Riverside. A small (843 students) liberal arts college started in the desert six years ago at the site of the university's citrus experimental station 75 miles east of Los Angeles, Riverside this year sent an impressive 50% of its seniors on to graduate schools.
Scripps Institution of Oceanography. With 25 faculty members (six of whom belong to the National Academy of Sciences), exclusive Scripps has some 50 grad students and a fleet of blue-and-gold, ocean-exploring tugs.
Mount Hamilton. The noted Lick Observatory, and a campus only by courtesy, has six faculty members, a handful of graduate students.
Three new campuses are planned in the areas of La Jolla, southeast Los Angeles and south of San Francisco. By 1970 the new schools should be educating some 35,000 students. A fourth new campus, for 5,000 students, may be built in the San Joaquin Valley.
Pennsylvania-born President Kerr, 47, spent his undergraduate years at Swarthmore, took his Ph.D. in economics at Berkeley, brought his Quaker's instincts for peacemaking to a series of stints as mediator in West Coast labor-management wars. His most notable effort: a long, painful arbitration during 1946-47 between longshoremen and shipowners. Says the dockers' boss, hard-mouthed Harry Bridges: "The assignment was not an easy one. He performed it with fairness and courage."
In 1949, four years after Kerr began teaching industrial relations at Berkeley, the University of California regents outraged the faculty by requiring loyalty oaths. Kerr signed, as most members of the embittered faculty did eventually, but as head of the faculty privilege and tenure committee, he fought regents' attempts to fire nonsigners (by 1951, 26 had been fired, 37 had resigned). When a faculty committee was asked to nominate a chancellor for Berkeley, Kerr's fight was remembered. In his inaugural address, he made pointed distinction between "the honest heretic and the conspirator."
Scholar Kerr continued to teach and write learned articles during his term as chancellor, optimistically plans to do the same as president. One activity he has abandoned for the moment: sandlot athletics with his children (Clark, 15, Alexander, 12, Caroline, 6) and neighbor kids, halted when he broke a tibia recently in a soccer game. He is up at 6 a.m. on working days, commutes from one campus to another by plane, sometimes takes a grocery carton full of documents home at night.
The president's task at the University of California is awesome: to build a towering structure on a huge and varied foundation, and to make it habitable for scholarship. While coping with faculty committees, regents' mandates and a legislature as lobby-larded as any in the nation (one lobby by no means friendly to the university: that of the state teachers colleges), Kerr must spy out the special problems of bigness. One of them: the necessity for another 5,000 teachers by 1970.
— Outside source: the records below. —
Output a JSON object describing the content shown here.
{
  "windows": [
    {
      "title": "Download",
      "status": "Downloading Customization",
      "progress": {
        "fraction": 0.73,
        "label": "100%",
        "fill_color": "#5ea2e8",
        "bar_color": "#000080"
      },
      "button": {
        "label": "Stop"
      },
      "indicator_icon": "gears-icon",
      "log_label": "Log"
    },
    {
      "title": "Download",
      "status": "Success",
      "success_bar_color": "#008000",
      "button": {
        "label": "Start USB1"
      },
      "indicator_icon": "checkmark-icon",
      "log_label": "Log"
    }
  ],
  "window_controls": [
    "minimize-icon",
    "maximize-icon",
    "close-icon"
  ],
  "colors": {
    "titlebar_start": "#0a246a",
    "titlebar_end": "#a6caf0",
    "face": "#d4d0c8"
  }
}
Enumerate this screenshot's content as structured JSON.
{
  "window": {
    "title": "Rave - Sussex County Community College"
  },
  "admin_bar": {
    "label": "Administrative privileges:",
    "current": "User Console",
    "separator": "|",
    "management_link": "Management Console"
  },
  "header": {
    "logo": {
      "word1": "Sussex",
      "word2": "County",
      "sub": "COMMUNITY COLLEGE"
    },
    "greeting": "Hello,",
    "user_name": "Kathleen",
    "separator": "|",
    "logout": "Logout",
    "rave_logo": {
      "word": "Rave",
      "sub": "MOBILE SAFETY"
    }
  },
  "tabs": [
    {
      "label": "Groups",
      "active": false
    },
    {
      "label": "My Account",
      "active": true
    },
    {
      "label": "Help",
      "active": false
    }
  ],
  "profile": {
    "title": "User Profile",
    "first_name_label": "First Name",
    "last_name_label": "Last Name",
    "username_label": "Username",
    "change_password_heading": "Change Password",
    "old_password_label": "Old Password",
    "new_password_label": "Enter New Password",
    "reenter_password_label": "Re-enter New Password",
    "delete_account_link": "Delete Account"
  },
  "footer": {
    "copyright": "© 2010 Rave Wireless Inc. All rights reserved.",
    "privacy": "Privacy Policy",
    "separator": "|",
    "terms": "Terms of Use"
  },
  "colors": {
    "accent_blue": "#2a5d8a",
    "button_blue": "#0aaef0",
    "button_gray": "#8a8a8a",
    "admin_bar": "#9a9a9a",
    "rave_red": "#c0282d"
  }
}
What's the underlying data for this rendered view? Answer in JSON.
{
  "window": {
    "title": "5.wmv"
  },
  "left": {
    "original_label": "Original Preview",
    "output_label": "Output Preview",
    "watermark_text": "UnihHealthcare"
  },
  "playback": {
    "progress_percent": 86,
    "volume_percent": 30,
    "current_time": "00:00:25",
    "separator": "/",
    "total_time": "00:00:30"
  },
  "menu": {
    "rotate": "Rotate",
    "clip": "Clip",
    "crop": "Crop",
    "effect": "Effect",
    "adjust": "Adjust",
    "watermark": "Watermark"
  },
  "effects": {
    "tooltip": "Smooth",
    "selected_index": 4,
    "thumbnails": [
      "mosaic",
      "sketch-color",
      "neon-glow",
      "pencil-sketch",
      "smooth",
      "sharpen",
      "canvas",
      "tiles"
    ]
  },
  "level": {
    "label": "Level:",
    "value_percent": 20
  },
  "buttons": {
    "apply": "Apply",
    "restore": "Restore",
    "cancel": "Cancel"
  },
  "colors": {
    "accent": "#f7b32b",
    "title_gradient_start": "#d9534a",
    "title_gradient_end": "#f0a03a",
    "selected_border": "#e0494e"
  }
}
To get them, Kerr must raid the source of supply--the faculties at Harvard, Yale, Chicago, Michigan, et al., with promises of blue skies, expansion-pushed advancement and high salaries ($12,900 top). A less obvious necessity: by choice, of site, of faculty minds and of educational specialty, each uncreated campus must be given a strong, distinctive character of its own. In the meantime, new-hatched President Kerr has another problem: "It's hard enough to be installed on one campus. I have to be installed on seven."